Percentage of Women Married Among Educational Attainment Groups, 1940-2011
Source: Julissa Cruz, Marriage: More than a Century of Change, Family Profiles-13-13) (Bowling Green, Ohio: National Center for Family and Marriage Research), retrieved from www.bgsu.edu/content/dam/BGSU/college-of-arts-and-sciences/NCFMR/documents/FP/FP-13-13.pdf (PDF) (PDF).
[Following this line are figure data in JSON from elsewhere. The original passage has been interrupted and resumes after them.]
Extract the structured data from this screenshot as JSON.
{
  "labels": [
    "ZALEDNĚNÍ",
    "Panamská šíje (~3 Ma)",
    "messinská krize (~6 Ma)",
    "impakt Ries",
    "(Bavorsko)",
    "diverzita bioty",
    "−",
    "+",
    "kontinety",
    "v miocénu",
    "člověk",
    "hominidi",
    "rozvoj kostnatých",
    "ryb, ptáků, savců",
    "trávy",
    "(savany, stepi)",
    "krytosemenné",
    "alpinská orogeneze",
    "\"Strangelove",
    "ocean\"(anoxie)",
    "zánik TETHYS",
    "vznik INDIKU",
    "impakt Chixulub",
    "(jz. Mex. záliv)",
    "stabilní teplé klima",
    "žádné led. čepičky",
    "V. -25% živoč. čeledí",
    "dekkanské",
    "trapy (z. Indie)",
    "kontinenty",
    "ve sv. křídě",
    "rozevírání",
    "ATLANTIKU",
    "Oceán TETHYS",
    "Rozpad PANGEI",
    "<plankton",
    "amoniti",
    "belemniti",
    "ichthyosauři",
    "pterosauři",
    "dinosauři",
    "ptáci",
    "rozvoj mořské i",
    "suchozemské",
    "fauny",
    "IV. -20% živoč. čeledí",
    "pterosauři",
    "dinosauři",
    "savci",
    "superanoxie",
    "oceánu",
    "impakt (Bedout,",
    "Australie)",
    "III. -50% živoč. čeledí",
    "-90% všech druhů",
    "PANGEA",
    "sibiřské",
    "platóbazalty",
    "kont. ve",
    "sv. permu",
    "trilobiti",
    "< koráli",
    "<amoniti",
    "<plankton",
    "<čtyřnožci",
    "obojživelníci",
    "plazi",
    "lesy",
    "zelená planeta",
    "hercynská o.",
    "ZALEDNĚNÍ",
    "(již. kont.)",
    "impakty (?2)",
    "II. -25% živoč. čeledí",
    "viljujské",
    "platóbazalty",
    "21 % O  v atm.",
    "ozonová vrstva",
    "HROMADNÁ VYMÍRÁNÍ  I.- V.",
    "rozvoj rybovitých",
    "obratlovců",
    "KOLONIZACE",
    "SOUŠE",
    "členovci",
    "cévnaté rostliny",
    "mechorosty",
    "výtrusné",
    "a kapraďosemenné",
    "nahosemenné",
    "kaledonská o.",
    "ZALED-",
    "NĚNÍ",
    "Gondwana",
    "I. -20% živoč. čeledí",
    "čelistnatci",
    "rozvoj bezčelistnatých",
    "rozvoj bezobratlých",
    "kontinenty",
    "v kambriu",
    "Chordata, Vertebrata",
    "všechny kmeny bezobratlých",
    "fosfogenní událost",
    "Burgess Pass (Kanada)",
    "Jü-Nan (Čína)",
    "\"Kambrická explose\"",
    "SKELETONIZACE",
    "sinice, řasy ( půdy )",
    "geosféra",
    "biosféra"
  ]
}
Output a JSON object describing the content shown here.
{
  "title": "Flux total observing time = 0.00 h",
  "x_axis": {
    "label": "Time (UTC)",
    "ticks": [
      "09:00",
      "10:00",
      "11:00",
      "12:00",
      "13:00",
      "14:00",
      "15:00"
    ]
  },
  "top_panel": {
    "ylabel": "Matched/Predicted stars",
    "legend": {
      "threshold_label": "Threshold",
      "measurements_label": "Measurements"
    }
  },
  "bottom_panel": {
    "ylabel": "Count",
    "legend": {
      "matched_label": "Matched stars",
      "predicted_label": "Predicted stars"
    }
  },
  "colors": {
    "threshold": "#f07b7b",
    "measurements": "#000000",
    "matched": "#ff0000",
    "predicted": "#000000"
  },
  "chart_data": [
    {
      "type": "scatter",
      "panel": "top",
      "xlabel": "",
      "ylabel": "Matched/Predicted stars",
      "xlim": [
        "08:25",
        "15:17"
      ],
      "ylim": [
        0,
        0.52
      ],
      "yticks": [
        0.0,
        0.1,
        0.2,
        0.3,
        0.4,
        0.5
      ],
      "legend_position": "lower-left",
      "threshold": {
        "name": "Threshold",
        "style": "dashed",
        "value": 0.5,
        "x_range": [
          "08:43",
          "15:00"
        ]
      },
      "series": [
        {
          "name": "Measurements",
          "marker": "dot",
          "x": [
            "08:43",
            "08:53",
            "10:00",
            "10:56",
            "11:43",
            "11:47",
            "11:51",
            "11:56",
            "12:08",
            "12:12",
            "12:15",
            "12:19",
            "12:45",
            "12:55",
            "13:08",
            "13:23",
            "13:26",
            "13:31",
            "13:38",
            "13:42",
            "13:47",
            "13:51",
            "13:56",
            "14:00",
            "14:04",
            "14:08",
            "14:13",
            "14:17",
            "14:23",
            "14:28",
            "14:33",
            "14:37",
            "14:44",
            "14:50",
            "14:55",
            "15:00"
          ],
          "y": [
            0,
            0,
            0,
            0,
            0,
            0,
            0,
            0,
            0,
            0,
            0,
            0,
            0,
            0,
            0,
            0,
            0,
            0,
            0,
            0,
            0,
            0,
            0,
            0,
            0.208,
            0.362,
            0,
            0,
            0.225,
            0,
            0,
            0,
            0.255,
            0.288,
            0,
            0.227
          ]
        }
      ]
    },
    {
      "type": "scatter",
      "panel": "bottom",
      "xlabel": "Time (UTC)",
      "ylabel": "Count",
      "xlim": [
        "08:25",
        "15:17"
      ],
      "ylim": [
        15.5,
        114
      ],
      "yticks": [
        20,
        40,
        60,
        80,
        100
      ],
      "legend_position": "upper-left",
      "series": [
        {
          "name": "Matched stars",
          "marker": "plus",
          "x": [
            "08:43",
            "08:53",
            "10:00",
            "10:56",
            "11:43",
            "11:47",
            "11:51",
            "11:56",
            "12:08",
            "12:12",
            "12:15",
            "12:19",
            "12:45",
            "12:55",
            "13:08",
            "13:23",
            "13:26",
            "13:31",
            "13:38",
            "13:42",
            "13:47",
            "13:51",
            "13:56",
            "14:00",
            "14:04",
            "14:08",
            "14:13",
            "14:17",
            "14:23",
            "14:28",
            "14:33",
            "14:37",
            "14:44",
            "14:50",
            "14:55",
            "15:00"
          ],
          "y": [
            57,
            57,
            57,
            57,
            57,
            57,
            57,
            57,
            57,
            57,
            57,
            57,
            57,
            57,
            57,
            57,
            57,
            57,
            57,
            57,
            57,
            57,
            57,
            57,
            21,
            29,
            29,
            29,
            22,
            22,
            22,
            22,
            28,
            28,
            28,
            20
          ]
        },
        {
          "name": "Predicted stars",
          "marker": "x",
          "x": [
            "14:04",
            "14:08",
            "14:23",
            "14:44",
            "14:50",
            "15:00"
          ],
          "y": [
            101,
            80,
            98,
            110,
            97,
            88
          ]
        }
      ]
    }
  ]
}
Adapted from U.S. Census Bureau, Decennial Census, 1940-2000 (IPUMS); U.S. Census Bureau.
Women’s marriage rates by level of educational attainment changed substantially from 1940 to 2011.
After a steady increase in marriage rates in the 1940s and 1950s, marriage rates for women with a high school diploma fell from a high of about 75 percent in the late 1950s and early 1960s to less than 50 percent by 2011.
Marriage rates for women with some college or Bachelor’s degrees, after an initial increase through the 1950s, also dropped from 1960 to 2011, but not as dramatically as for others.
The drop in marriage rates has been most striking for women with less than a high school diploma. In the 1940s, of all women, they were the most likely to be married. From the 1950s on, the marriage rates for this group have steadily declined. In fact, they dropped from around 65 percent in 1950 to under 30 percent by 2011. So women in this group were less than half as likely to be married in 2011 as they were in 1950.